The best thing about Le Hameau is the breakfast. Served on a terrace in the orange grove, the aroma of fabulous French coffee and fresh hot croissants and pain au chocolate competes with the heady scent of citrus blossoms and jasmine. No Michelin-starred temple of haute cuisine can offer a better experience than sipping the coffee and fresh-squeezed orange juice, reading the complimentary copy of the International Herald Tribune, and listing to the twittering birds in the warm blue sky.
There are separate spa and infinity pools, the latter allowing you to gaze out over the Mediterranean as you float near the edge.
Service is charming. The owners do not speak fluent English (the hotel has few American guests) but enough to get by and reservations have never been a problem. Our non-French-speaking travel agent let the owners know we were celebrating our wedding anniversary, and the hotel had a complimentary bottle of wine (a special local bottling commemorating the hotel's 40th anniversary) waiting in our room.

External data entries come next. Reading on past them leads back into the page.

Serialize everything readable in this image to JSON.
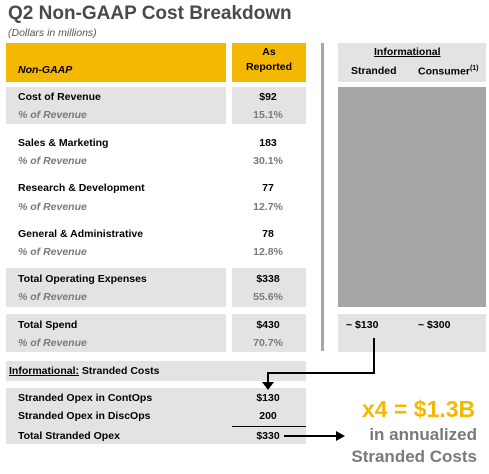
{
  "title": "Q2 Non-GAAP Cost Breakdown",
  "subtitle": "(Dollars in millions)",
  "header": {
    "left_label": "Non-GAAP",
    "col_as": "As",
    "col_reported": "Reported",
    "informational": "Informational",
    "stranded": "Stranded",
    "consumer": "Consumer",
    "consumer_footnote": "(1)"
  },
  "rows": [
    {
      "label": "Cost of Revenue",
      "value": "$92",
      "pct_label": "% of Revenue",
      "pct": "15.1%"
    },
    {
      "label": "Sales & Marketing",
      "value": "183",
      "pct_label": "% of Revenue",
      "pct": "30.1%"
    },
    {
      "label": "Research & Development",
      "value": "77",
      "pct_label": "% of Revenue",
      "pct": "12.7%"
    },
    {
      "label": "General & Administrative",
      "value": "78",
      "pct_label": "% of Revenue",
      "pct": "12.8%"
    },
    {
      "label": "Total Operating Expenses",
      "value": "$338",
      "pct_label": "% of Revenue",
      "pct": "55.6%"
    },
    {
      "label": "Total Spend",
      "value": "$430",
      "pct_label": "% of Revenue",
      "pct": "70.7%",
      "stranded": "~ $130",
      "consumer": "~ $300"
    }
  ],
  "stranded_section": {
    "header_underlined": "Informational:",
    "header_rest": " Stranded Costs",
    "rows": [
      {
        "label": "Stranded Opex in ContOps",
        "value": "$130"
      },
      {
        "label": "Stranded Opex in DiscOps",
        "value": "200"
      },
      {
        "label": "Total Stranded Opex",
        "value": "$330"
      }
    ]
  },
  "callout": {
    "headline": "x4 = $1.3B",
    "line1": "in annualized",
    "line2": "Stranded Costs"
  },
  "colors": {
    "accent_yellow": "#f5b800",
    "band_gray": "#e3e3e3",
    "block_gray": "#a6a6a6",
    "muted_text": "#7a7a7a"
  }
}
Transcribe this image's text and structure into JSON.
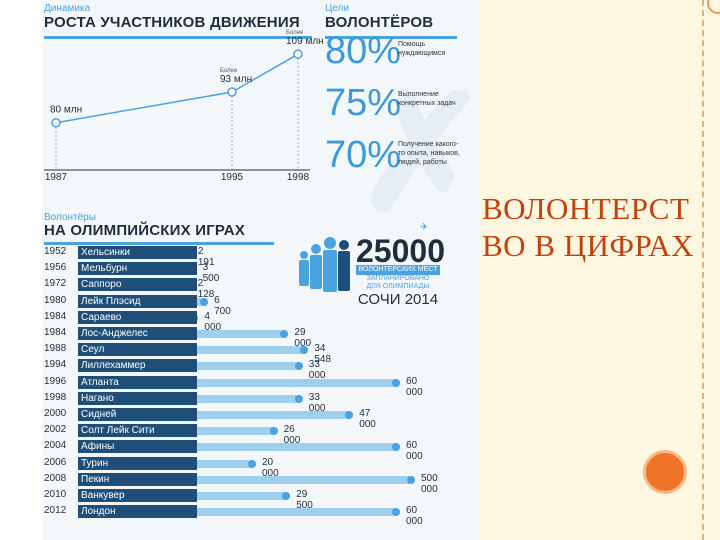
{
  "growth": {
    "eyebrow": "Динамика",
    "title": "РОСТА УЧАСТНИКОВ ДВИЖЕНИЯ",
    "chart_data": {
      "type": "line",
      "x": [
        1987,
        1995,
        1998
      ],
      "values": [
        80,
        93,
        109
      ],
      "tick_labels": [
        "1987",
        "1995",
        "1998"
      ],
      "point_labels": [
        {
          "prefix": "",
          "value": "80 млн"
        },
        {
          "prefix": "Более",
          "value": "93 млн"
        },
        {
          "prefix": "Более",
          "value": "109 млн"
        }
      ],
      "ylim": [
        60,
        115
      ]
    }
  },
  "goals": {
    "eyebrow": "Цели",
    "title": "ВОЛОНТЁРОВ",
    "items": [
      {
        "pct": "80%",
        "text": "Помощь нуждающимся"
      },
      {
        "pct": "75%",
        "text": "Выполнение конкретных задач"
      },
      {
        "pct": "70%",
        "text": "Получение какого-то опыта, навыков, людей, работы"
      }
    ]
  },
  "olympics": {
    "eyebrow": "Волонтёры",
    "title": "НА ОЛИМПИЙСКИХ ИГРАХ",
    "chart_data": {
      "type": "bar",
      "orientation": "horizontal",
      "rows": [
        {
          "year": "1952",
          "city": "Хельсинки",
          "value": 2191,
          "label": "2 191"
        },
        {
          "year": "1956",
          "city": "Мельбурн",
          "value": 3500,
          "label": "3 500"
        },
        {
          "year": "1972",
          "city": "Саппоро",
          "value": 2128,
          "label": "2 128"
        },
        {
          "year": "1980",
          "city": "Лейк Плэсид",
          "value": 6700,
          "label": "6 700"
        },
        {
          "year": "1984",
          "city": "Сараево",
          "value": 4000,
          "label": "4 000"
        },
        {
          "year": "1984",
          "city": "Лос-Анджелес",
          "value": 29000,
          "label": "29 000"
        },
        {
          "year": "1988",
          "city": "Сеул",
          "value": 34548,
          "label": "34 548"
        },
        {
          "year": "1994",
          "city": "Лиллехаммер",
          "value": 33000,
          "label": "33 000"
        },
        {
          "year": "1996",
          "city": "Атланта",
          "value": 60000,
          "label": "60 000"
        },
        {
          "year": "1998",
          "city": "Нагано",
          "value": 33000,
          "label": "33 000"
        },
        {
          "year": "2000",
          "city": "Сидней",
          "value": 47000,
          "label": "47 000"
        },
        {
          "year": "2002",
          "city": "Солт Лейк Сити",
          "value": 26000,
          "label": "26 000"
        },
        {
          "year": "2004",
          "city": "Афины",
          "value": 60000,
          "label": "60 000"
        },
        {
          "year": "2006",
          "city": "Турин",
          "value": 20000,
          "label": "20 000"
        },
        {
          "year": "2008",
          "city": "Пекин",
          "value": 500000,
          "label": "500 000"
        },
        {
          "year": "2010",
          "city": "Ванкувер",
          "value": 29500,
          "label": "29 500"
        },
        {
          "year": "2012",
          "city": "Лондон",
          "value": 60000,
          "label": "60 000"
        }
      ]
    },
    "stat": {
      "number": "25000",
      "band": "ВОЛОНТЕРСКИХ МЕСТ",
      "line2": "ЗАПЛАНИРОВАНО",
      "line3": "ДЛЯ ОЛИМПИАДЫ",
      "sochi": "СОЧИ 2014"
    }
  },
  "slide": {
    "title_line1": "ВОЛОНТЕРСТ",
    "title_line2": "ВО В ЦИФРАХ"
  },
  "colors": {
    "accent": "#4aa3df",
    "navy": "#1f4e79",
    "title": "#c2410c",
    "orange": "#f0732a"
  }
}
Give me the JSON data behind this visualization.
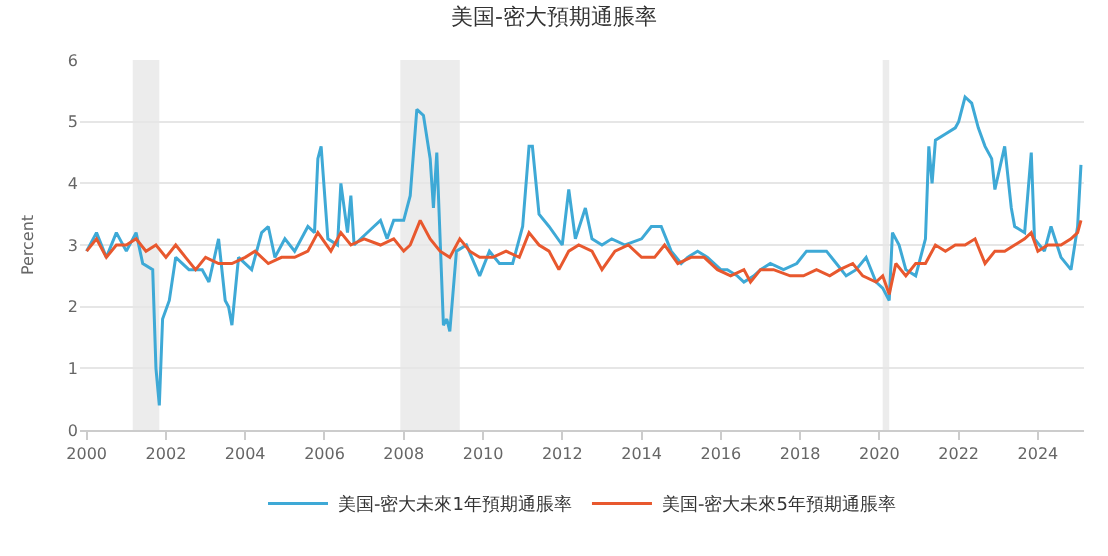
{
  "chart_data": {
    "type": "line",
    "title": "美国-密大預期通脹率",
    "ylabel": "Percent",
    "xlim": [
      "1999-11",
      "2025-03"
    ],
    "xticks": [
      "2000",
      "2002",
      "2004",
      "2006",
      "2008",
      "2010",
      "2012",
      "2014",
      "2016",
      "2018",
      "2020",
      "2022",
      "2024"
    ],
    "ylim": [
      0,
      6
    ],
    "yticks": [
      0,
      1,
      2,
      3,
      4,
      5,
      6
    ],
    "grid": "y",
    "legend": "bottom",
    "marker": "none",
    "line_style": "solid",
    "bands": [
      {
        "axis": "x",
        "from": "2001-03",
        "to": "2001-11",
        "color": "#ececec"
      },
      {
        "axis": "x",
        "from": "2007-12",
        "to": "2009-06",
        "color": "#ececec"
      },
      {
        "axis": "x",
        "from": "2020-02",
        "to": "2020-04",
        "color": "#ececec"
      }
    ],
    "series": [
      {
        "name": "美国-密大未來1年預期通脹率",
        "color": "#3ea9d6",
        "x": [
          "2000-01",
          "2000-04",
          "2000-07",
          "2000-10",
          "2001-01",
          "2001-04",
          "2001-06",
          "2001-09",
          "2001-10",
          "2001-11",
          "2001-12",
          "2002-02",
          "2002-04",
          "2002-08",
          "2002-12",
          "2003-02",
          "2003-05",
          "2003-07",
          "2003-08",
          "2003-09",
          "2003-11",
          "2004-03",
          "2004-06",
          "2004-08",
          "2004-10",
          "2005-01",
          "2005-04",
          "2005-08",
          "2005-10",
          "2005-11",
          "2005-12",
          "2006-02",
          "2006-05",
          "2006-06",
          "2006-08",
          "2006-09",
          "2006-10",
          "2007-04",
          "2007-06",
          "2007-08",
          "2007-10",
          "2008-01",
          "2008-03",
          "2008-05",
          "2008-07",
          "2008-09",
          "2008-10",
          "2008-11",
          "2009-01",
          "2009-02",
          "2009-03",
          "2009-05",
          "2009-08",
          "2009-12",
          "2010-03",
          "2010-06",
          "2010-10",
          "2011-01",
          "2011-03",
          "2011-04",
          "2011-06",
          "2011-09",
          "2012-01",
          "2012-03",
          "2012-05",
          "2012-08",
          "2012-10",
          "2013-01",
          "2013-04",
          "2013-08",
          "2014-01",
          "2014-04",
          "2014-07",
          "2014-10",
          "2015-01",
          "2015-03",
          "2015-06",
          "2015-09",
          "2016-01",
          "2016-03",
          "2016-06",
          "2016-08",
          "2016-11",
          "2017-01",
          "2017-04",
          "2017-08",
          "2017-12",
          "2018-03",
          "2018-06",
          "2018-09",
          "2018-12",
          "2019-03",
          "2019-06",
          "2019-09",
          "2019-12",
          "2020-02",
          "2020-04",
          "2020-05",
          "2020-07",
          "2020-09",
          "2020-12",
          "2021-03",
          "2021-04",
          "2021-05",
          "2021-06",
          "2021-09",
          "2021-12",
          "2022-01",
          "2022-03",
          "2022-05",
          "2022-07",
          "2022-09",
          "2022-11",
          "2022-12",
          "2023-03",
          "2023-05",
          "2023-06",
          "2023-09",
          "2023-11",
          "2023-12",
          "2024-03",
          "2024-05",
          "2024-08",
          "2024-11",
          "2025-01",
          "2025-02"
        ],
        "values": [
          2.9,
          3.2,
          2.8,
          3.2,
          2.9,
          3.2,
          2.7,
          2.6,
          1.0,
          0.4,
          1.8,
          2.1,
          2.8,
          2.6,
          2.6,
          2.4,
          3.1,
          2.1,
          2.0,
          1.7,
          2.8,
          2.6,
          3.2,
          3.3,
          2.8,
          3.1,
          2.9,
          3.3,
          3.2,
          4.4,
          4.6,
          3.1,
          3.0,
          4.0,
          3.2,
          3.8,
          3.0,
          3.3,
          3.4,
          3.1,
          3.4,
          3.4,
          3.8,
          5.2,
          5.1,
          4.4,
          3.6,
          4.5,
          1.7,
          1.8,
          1.6,
          2.9,
          3.0,
          2.5,
          2.9,
          2.7,
          2.7,
          3.3,
          4.6,
          4.6,
          3.5,
          3.3,
          3.0,
          3.9,
          3.1,
          3.6,
          3.1,
          3.0,
          3.1,
          3.0,
          3.1,
          3.3,
          3.3,
          2.9,
          2.7,
          2.8,
          2.9,
          2.8,
          2.6,
          2.6,
          2.5,
          2.4,
          2.5,
          2.6,
          2.7,
          2.6,
          2.7,
          2.9,
          2.9,
          2.9,
          2.7,
          2.5,
          2.6,
          2.8,
          2.4,
          2.3,
          2.1,
          3.2,
          3.0,
          2.6,
          2.5,
          3.1,
          4.6,
          4.0,
          4.7,
          4.8,
          4.9,
          5.0,
          5.4,
          5.3,
          4.9,
          4.6,
          4.4,
          3.9,
          4.6,
          3.6,
          3.3,
          3.2,
          4.5,
          3.1,
          2.9,
          3.3,
          2.8,
          2.6,
          3.3,
          4.3
        ]
      },
      {
        "name": "美国-密大未來5年預期通脹率",
        "color": "#e8582e",
        "x": [
          "2000-01",
          "2000-04",
          "2000-07",
          "2000-10",
          "2001-01",
          "2001-04",
          "2001-07",
          "2001-10",
          "2002-01",
          "2002-04",
          "2002-07",
          "2002-10",
          "2003-01",
          "2003-05",
          "2003-09",
          "2004-01",
          "2004-04",
          "2004-08",
          "2004-12",
          "2005-04",
          "2005-08",
          "2005-11",
          "2006-03",
          "2006-06",
          "2006-09",
          "2007-01",
          "2007-06",
          "2007-10",
          "2008-01",
          "2008-03",
          "2008-06",
          "2008-09",
          "2008-12",
          "2009-03",
          "2009-06",
          "2009-09",
          "2009-12",
          "2010-04",
          "2010-08",
          "2010-12",
          "2011-03",
          "2011-06",
          "2011-09",
          "2011-12",
          "2012-03",
          "2012-06",
          "2012-10",
          "2013-01",
          "2013-05",
          "2013-09",
          "2014-01",
          "2014-05",
          "2014-08",
          "2014-12",
          "2015-04",
          "2015-08",
          "2015-12",
          "2016-04",
          "2016-08",
          "2016-10",
          "2017-01",
          "2017-05",
          "2017-10",
          "2018-02",
          "2018-06",
          "2018-10",
          "2019-01",
          "2019-05",
          "2019-08",
          "2019-12",
          "2020-02",
          "2020-04",
          "2020-06",
          "2020-09",
          "2020-12",
          "2021-03",
          "2021-06",
          "2021-09",
          "2021-12",
          "2022-03",
          "2022-06",
          "2022-09",
          "2022-12",
          "2023-03",
          "2023-06",
          "2023-09",
          "2023-11",
          "2024-01",
          "2024-04",
          "2024-08",
          "2024-11",
          "2025-01",
          "2025-02"
        ],
        "values": [
          2.9,
          3.1,
          2.8,
          3.0,
          3.0,
          3.1,
          2.9,
          3.0,
          2.8,
          3.0,
          2.8,
          2.6,
          2.8,
          2.7,
          2.7,
          2.8,
          2.9,
          2.7,
          2.8,
          2.8,
          2.9,
          3.2,
          2.9,
          3.2,
          3.0,
          3.1,
          3.0,
          3.1,
          2.9,
          3.0,
          3.4,
          3.1,
          2.9,
          2.8,
          3.1,
          2.9,
          2.8,
          2.8,
          2.9,
          2.8,
          3.2,
          3.0,
          2.9,
          2.6,
          2.9,
          3.0,
          2.9,
          2.6,
          2.9,
          3.0,
          2.8,
          2.8,
          3.0,
          2.7,
          2.8,
          2.8,
          2.6,
          2.5,
          2.6,
          2.4,
          2.6,
          2.6,
          2.5,
          2.5,
          2.6,
          2.5,
          2.6,
          2.7,
          2.5,
          2.4,
          2.5,
          2.2,
          2.7,
          2.5,
          2.7,
          2.7,
          3.0,
          2.9,
          3.0,
          3.0,
          3.1,
          2.7,
          2.9,
          2.9,
          3.0,
          3.1,
          3.2,
          2.9,
          3.0,
          3.0,
          3.1,
          3.2,
          3.4
        ]
      }
    ]
  }
}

Le Hameau is very quiet. Most of the guests are prosperous European adults who are interested in the peaceful charms of the South of France.
The village of St. Paul is a perfectly preserved walled town full of art galleries and shops selling Provencal fabric and bath products. If you are interest in serious culture, the Maeght Foundation museum is a short drive or a long, pleasant walk away. The Maeght has a gorgeous collection of modern art including Chagall, Miro and Calder, in lovely mid-century buildings set in a pine forest.
Le Hameau does not have a restaurant, but there are many places to eat in the village just a quarter of a mile away. The only slight drawback is that there is not a sidewalk on the road to the village, so care needs to be exercised to stay out of the way of traffic. We have stayed at LeHameau twice when the film festival was going on in nearby Cannes, and were greatly entertained by the occasional Bentleys, Ferraris and Maseratis racing up the winding road to the famous restaurant Columbe de Or in St Paul. No matter how much they were paying, though, those celebrities cannot have had a pleasanter stay than we did at Le Hameau.